The national spotlight on Michigan State University’s possible role in allowing USA gymnastics doctor Larry Nassar to abuse at least 200 young women over a period of two decades shines brightly in a Big Ten community such as Bloomington. As it should.

Indiana University has hundreds of student-athletes, both male and female, along with doctors and trainers and coaches of both genders. The university is responsible for acting on any complaints of impropriety quickly and forcefully to guarantee the protection of the young people under its wing.

The same is true, of course, for MSU where Nassar was a sports medicine doctor in the College of Osteopathic Medicine in addition to his role caring for Olympic-level gymnasts.

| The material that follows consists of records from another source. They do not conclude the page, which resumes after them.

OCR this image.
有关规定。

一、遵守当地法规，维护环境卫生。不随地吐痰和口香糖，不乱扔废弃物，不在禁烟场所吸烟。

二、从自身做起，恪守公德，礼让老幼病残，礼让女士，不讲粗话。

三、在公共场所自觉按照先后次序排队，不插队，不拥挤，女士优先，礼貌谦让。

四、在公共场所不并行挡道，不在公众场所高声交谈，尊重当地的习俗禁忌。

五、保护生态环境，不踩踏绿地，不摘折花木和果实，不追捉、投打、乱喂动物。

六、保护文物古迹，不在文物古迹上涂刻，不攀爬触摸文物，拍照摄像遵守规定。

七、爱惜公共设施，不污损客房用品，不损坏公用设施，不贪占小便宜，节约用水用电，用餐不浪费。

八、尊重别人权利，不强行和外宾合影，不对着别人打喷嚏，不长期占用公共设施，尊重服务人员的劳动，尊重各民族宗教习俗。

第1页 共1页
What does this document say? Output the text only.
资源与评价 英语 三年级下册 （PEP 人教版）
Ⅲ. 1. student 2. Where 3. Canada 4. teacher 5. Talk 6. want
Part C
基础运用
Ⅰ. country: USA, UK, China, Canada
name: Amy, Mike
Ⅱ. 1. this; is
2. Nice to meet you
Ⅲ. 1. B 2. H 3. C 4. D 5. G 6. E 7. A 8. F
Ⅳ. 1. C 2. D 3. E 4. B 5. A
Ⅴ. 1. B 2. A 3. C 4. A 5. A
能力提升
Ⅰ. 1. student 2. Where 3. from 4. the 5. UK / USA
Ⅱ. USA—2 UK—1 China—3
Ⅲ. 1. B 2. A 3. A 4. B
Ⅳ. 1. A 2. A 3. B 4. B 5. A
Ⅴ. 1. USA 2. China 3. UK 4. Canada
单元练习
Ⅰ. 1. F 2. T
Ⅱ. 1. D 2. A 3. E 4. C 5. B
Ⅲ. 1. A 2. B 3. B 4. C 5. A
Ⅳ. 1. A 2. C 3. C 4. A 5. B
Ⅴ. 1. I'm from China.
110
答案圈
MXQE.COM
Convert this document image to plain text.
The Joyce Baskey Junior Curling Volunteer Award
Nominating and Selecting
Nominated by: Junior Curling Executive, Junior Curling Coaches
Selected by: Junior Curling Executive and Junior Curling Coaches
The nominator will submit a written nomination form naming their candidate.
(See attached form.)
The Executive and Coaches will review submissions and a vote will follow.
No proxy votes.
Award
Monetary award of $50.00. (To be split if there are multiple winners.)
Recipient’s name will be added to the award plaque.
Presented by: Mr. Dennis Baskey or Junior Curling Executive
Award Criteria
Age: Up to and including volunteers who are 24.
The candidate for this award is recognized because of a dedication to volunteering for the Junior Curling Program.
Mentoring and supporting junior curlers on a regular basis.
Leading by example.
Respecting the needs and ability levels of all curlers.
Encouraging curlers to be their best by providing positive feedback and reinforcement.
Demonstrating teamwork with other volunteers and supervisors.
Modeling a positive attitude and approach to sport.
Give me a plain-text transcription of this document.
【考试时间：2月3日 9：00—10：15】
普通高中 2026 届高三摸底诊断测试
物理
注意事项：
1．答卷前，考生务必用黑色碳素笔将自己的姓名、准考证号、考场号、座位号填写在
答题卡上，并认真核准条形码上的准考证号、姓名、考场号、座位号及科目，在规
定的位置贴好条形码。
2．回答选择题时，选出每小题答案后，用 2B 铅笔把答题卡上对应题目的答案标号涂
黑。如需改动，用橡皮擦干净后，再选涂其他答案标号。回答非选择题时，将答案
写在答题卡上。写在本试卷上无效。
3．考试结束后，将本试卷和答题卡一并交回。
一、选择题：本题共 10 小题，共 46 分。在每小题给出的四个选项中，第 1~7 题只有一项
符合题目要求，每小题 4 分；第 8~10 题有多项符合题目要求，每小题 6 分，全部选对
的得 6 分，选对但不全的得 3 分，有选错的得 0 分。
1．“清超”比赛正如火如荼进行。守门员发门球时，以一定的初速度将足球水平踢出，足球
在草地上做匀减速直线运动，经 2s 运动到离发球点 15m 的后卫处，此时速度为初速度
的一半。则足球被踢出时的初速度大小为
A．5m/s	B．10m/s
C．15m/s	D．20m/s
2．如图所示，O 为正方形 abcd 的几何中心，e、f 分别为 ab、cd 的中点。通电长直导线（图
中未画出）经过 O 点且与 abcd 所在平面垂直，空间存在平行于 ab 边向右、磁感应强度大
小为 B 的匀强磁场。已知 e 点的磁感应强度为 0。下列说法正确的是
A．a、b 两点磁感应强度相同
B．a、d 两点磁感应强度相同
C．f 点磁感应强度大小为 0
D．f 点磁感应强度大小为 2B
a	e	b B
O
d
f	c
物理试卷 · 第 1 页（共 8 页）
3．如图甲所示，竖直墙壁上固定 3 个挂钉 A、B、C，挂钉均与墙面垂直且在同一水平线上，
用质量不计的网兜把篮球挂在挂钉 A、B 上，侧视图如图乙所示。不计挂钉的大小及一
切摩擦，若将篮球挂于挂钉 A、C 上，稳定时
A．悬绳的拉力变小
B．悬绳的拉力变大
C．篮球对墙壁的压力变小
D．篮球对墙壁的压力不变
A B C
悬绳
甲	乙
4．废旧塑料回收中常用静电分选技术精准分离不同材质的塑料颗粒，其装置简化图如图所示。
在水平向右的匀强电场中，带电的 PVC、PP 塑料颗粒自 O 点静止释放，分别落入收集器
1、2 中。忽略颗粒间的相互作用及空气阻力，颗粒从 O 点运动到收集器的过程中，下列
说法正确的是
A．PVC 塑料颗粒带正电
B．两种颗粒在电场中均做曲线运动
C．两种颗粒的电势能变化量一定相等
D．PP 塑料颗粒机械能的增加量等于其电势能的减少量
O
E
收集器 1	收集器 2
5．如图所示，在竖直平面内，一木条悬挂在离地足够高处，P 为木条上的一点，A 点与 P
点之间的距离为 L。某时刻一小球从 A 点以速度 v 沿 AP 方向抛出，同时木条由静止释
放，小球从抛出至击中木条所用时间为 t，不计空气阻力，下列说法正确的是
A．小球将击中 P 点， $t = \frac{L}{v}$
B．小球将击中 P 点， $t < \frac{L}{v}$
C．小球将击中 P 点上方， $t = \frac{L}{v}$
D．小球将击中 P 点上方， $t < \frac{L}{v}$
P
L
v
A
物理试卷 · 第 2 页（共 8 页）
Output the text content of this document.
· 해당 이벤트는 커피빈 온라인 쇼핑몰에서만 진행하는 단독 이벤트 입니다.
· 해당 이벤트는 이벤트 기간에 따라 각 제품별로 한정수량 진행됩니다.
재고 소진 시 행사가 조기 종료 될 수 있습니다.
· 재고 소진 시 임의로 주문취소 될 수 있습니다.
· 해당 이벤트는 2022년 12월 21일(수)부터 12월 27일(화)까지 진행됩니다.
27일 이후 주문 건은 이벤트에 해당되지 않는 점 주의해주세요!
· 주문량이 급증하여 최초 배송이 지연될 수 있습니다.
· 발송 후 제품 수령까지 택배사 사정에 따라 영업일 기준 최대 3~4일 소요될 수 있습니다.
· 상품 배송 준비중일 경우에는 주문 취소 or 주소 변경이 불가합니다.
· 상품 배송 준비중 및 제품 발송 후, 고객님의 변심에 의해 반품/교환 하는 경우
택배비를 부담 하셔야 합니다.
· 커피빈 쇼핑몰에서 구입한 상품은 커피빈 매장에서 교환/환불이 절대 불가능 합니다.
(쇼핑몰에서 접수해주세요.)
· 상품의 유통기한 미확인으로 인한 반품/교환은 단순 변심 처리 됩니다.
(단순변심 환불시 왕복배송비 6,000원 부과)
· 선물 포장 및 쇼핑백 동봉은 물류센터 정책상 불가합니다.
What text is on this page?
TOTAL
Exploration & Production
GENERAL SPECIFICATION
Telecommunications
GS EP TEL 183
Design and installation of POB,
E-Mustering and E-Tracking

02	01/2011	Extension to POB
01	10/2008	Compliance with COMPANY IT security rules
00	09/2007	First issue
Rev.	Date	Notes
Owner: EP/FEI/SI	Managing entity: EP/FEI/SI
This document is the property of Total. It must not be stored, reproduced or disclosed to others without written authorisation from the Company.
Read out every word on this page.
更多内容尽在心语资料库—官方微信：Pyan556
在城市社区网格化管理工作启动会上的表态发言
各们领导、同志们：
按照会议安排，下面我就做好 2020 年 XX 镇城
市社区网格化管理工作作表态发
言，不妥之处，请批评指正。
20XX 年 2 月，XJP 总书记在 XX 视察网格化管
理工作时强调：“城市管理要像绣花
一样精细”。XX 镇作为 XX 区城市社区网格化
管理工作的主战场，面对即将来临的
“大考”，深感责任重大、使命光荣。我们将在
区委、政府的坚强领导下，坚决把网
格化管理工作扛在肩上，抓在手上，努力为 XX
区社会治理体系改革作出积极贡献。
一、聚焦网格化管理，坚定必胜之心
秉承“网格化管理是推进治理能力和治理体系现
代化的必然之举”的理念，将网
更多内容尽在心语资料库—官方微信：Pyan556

A Detroit News report found that at least 14 Michigan State staff members received complaints about Nassar in the time he worked there.

While the university did very little to curtail his behavior, the doctor continued sexually assaulting women under the guise of medical examinations and treatment. Now, prompted largely by exceptional reporting by our Hoosier colleagues at the Indianapolis Star, Nassar has entered a guilty plea and been sentenced to literally hundreds of years in prison; MSU’s president and athletics director have resigned; and more dominoes are expected to fall.

Both MSU’s leadership and the NCAA must investigate what complicity the university might have had in covering for Nassar, as well as look deeply into how other sexual assault allegations within MSU football and basketball programs have been handled.

Though we have no reason to doubt IU officials place the safety and welfare of student-athletes as their highest priority, this is a good time to step back and examine how that priority is being ensured. Nassar’s case and its link to MSU should prompt such examination at all Big Ten schools, if not all members at all levels of the NCAA.